SoberRecovery : Alcoholism Drug Addiction Help and Information

SoberRecovery : Alcoholism Drug Addiction Help and Information (https://www.soberrecovery.com/forums/)
-   Newcomers to Recovery (https://www.soberrecovery.com/forums/newcomers-recovery/)
-   -   Weekend (https://www.soberrecovery.com/forums/newcomers-recovery/188969-weekend.html)

NEOMARXIST 11-20-2009 11:06 AM

Weekend
 
So another weekend is here. As a few of you may remember I have struggled the last couple of weekends but this has enabled me to get more strength and just get things more straight in my head (quite a difficult thing!lol)

Seeing the struggle through and sharing about it, both on SR and at AA meetings, has enabled me to greater understand. I am pretty sure that I will be much better this weekend as I am totally resolute and gratefull that drinking ain't an option for this alcoholic. I feel proud that I am sober for 4.5 months and am totally aware that drinking would have done absolutely nothing for my life but to make it even more f*cked up than what it had become.

I am still really living one day at a time and not being able to really comprehend striking up any "outside" relationships. Though i may appear quite confident and for some moments I have much confident, I am still quite insecure and shy in my own skin and these uncomfortable feelings I have to deal with as part of my recovery.
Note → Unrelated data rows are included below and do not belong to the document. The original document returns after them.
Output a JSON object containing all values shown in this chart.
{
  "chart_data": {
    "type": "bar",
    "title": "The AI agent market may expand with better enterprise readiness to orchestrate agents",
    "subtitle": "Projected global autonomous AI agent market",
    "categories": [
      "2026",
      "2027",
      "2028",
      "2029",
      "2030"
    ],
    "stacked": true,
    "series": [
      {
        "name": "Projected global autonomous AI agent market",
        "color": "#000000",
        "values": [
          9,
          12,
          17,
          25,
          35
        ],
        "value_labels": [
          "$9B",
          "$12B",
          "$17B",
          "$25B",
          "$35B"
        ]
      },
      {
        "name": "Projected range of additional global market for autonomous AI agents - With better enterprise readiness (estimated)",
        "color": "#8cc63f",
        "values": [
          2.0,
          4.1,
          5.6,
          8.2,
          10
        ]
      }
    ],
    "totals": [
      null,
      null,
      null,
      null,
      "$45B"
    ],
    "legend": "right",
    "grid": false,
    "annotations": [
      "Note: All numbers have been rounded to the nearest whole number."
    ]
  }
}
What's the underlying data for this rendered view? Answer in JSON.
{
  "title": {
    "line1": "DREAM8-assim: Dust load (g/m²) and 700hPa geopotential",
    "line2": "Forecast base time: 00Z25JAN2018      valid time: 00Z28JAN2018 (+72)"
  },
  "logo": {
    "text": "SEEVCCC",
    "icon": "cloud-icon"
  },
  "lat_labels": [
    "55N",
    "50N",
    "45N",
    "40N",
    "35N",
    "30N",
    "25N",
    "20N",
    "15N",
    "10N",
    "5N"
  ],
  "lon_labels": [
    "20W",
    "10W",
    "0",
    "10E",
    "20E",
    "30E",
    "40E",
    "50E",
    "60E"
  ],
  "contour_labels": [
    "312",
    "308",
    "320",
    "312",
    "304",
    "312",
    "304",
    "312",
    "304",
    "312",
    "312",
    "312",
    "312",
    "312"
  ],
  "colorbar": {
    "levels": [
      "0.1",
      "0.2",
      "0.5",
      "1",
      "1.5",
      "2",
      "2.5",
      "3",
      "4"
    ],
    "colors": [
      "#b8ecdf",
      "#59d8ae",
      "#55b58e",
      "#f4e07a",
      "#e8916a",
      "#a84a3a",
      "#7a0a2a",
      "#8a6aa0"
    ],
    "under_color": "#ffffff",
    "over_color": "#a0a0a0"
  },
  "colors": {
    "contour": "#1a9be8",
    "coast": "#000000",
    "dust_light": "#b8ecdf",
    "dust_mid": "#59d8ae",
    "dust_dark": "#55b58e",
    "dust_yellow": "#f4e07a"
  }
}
I used to use my binges to escape these feelings of uncomfort but when the binge was over they would be worse and I would be living for my next escape again.

I think I am slowly getting there one day at a time and I hope that as long as I remain sober then gradually my life will take shape and my confidence/self-love will gradually start to increase.

I am off to my Friday night AA meeting now as i find Friday night and Saturday nights particularly difficult and I can start projecting my thoughts badly about what others are doing and what I'm not doing.

Thanks for letting me share....

peace xxx

Anna 11-20-2009 11:23 AM

It sounds like you have a good plan!

MDB79 11-20-2009 11:25 AM

Neo, glad to hear your doing fine. Keep up the good work!!!

Dee74 11-20-2009 01:29 PM

awesome Neo!
:c014:

D

NEOMARXIST 11-21-2009 12:38 PM

A lot better than I was the last 2 weeks. Man, my mind was all over the place. I am not projecting all of my thoughts at 100 miles per hour tonight.

The AA meetings have helped me to really get my head together and abolish all of the ridiculous thoughts that my alcoholic voice was yeloling at me the last few weekends. I do not feel tortured or anything tonight about my identity or whatever and quite the opposite actually; I am embracing and proud to be a sober alcoholic in recovery.

Listening to G N' R at the moment "Appetite for Destruction" without feeling like a sellout tonight!! haha.

peace and Love xxx


All times are GMT -7. The time now is 01:01 PM.